Our opponents care enough about their mission to die willingly for it. Their have little to lose and (they passionately believe) much to gain by dying for the cause. We agonize over every death, and as Vietnam proved, our public has little tolerance for even low casualty rates among our troops. Our opponents believe, perhaps rightly, that as soon as we lose a few soldiers, we will withdraw. We have given them enough evidence in recent years to support that belief, and we may be about to give them more in Iraq.

Our opponents are content to battle us for decades, even centuries. Our public has a short attention span, and cannot seem to pursue any political goal consistently for more than a few years. Our opponents think in terms of generations. We think in terms of quarterly reports.

We have an open and free society. They don’t, but they have learned well how to exploit our openness and freedom and use it effectively against us. We can’t reach their people on their media, but they can and do use our media to manipulate our public.

Our opponents use media consistently to advance their cause and spread their message and rally their supporters.

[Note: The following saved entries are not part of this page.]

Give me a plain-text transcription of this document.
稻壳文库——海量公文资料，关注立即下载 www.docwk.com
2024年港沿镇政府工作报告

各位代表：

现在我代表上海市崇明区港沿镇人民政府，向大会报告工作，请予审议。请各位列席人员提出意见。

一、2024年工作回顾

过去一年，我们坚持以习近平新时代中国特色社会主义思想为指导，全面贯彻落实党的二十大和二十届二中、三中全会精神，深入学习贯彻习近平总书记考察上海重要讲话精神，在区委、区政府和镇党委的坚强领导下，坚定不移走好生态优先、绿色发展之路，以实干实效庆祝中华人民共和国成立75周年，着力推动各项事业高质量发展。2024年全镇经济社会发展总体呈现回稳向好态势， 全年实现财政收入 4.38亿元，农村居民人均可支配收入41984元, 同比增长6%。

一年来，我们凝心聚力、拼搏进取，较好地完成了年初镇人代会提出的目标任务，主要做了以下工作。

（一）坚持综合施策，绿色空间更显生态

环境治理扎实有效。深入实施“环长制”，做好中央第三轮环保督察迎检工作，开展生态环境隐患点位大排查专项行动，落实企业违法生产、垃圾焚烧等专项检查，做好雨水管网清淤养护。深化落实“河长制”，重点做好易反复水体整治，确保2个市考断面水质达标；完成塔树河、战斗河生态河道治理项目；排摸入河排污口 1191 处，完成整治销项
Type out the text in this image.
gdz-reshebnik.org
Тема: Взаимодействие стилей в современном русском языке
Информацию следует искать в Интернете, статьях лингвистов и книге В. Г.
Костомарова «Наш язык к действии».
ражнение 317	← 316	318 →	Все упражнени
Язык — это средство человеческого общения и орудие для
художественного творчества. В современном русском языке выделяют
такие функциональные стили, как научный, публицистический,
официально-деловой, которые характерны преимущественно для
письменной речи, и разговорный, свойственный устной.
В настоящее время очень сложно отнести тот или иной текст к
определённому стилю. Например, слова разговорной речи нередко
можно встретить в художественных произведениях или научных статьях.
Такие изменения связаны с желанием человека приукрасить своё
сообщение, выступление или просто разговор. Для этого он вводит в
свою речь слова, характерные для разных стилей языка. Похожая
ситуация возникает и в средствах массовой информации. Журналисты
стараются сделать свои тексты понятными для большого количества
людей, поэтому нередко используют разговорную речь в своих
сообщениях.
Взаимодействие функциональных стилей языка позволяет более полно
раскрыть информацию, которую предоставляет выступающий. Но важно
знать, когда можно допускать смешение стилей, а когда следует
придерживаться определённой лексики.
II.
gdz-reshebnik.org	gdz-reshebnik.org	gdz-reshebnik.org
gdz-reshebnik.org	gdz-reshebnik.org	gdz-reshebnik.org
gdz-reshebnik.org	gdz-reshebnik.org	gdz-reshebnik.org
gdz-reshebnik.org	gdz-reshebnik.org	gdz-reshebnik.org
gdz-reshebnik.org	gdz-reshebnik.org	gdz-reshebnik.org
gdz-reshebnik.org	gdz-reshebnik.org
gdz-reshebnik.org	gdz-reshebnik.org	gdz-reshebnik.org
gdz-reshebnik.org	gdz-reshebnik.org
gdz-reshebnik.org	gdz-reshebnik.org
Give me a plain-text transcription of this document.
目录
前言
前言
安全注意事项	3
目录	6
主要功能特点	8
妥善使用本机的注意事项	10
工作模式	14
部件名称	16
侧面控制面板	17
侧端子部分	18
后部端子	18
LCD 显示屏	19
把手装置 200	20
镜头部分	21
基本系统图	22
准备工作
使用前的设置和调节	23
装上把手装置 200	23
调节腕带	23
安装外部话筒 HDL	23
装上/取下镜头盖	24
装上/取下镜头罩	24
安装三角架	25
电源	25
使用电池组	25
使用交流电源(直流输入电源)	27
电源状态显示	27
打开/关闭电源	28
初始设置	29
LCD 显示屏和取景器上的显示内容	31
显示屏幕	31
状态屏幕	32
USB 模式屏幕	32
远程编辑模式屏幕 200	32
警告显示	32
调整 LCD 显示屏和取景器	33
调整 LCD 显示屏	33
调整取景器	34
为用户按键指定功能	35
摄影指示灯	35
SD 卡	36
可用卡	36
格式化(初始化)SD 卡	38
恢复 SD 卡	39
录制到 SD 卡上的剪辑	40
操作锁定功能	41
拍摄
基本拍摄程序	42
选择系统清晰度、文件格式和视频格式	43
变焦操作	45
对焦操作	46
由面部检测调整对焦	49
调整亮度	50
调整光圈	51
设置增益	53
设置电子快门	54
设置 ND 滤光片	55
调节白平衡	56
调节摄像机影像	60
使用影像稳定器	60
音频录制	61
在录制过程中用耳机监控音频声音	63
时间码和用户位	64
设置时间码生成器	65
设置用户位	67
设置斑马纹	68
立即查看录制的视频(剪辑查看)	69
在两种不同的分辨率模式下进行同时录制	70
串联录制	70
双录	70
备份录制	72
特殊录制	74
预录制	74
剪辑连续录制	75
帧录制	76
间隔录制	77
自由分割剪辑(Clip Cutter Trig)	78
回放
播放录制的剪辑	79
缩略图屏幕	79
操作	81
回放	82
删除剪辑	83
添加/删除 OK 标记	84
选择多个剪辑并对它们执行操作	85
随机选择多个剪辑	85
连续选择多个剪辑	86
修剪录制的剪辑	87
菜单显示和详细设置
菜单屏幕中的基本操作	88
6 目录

We use the media to nitpick and criticize and denigrate our own government and humiliate our troops. If one of their suicide bombers deliberately kills 50 civilians, our media report it as a simple fact. If one of our tank shells accidentally kills a couple of children, our media reports it with the maximum of heart-sob guilt overtones. If the New York Times finds out about something effective the intelligence community is doing, they don’t hesitate to publish it and render it ineffective, since that sells more newspapers. Some of our media might as well be on their payroll. We haven’t lost the ground war yet, but we lost the media war a long time ago.

Demographics is on their side. Although America’s birthrate is holding (just barely) at replacement rate, much of Europe has birthrates well below replacement rate, and so their indigenous populations are declining precipitously even while their Muslim immigrant populations are exploding. Soon enough some of our important European partners will have Muslim majorities in their governments and will turn against us.

In the end, I fear we will lose because, while we were a strong determined society in World War II, over the past few decades we have grown soft, hedonistic, and purposeless, preoccupied with liberal niceties and legalities, while our opponents are tough, passionate about their cause, and focused, and far more pragmatic.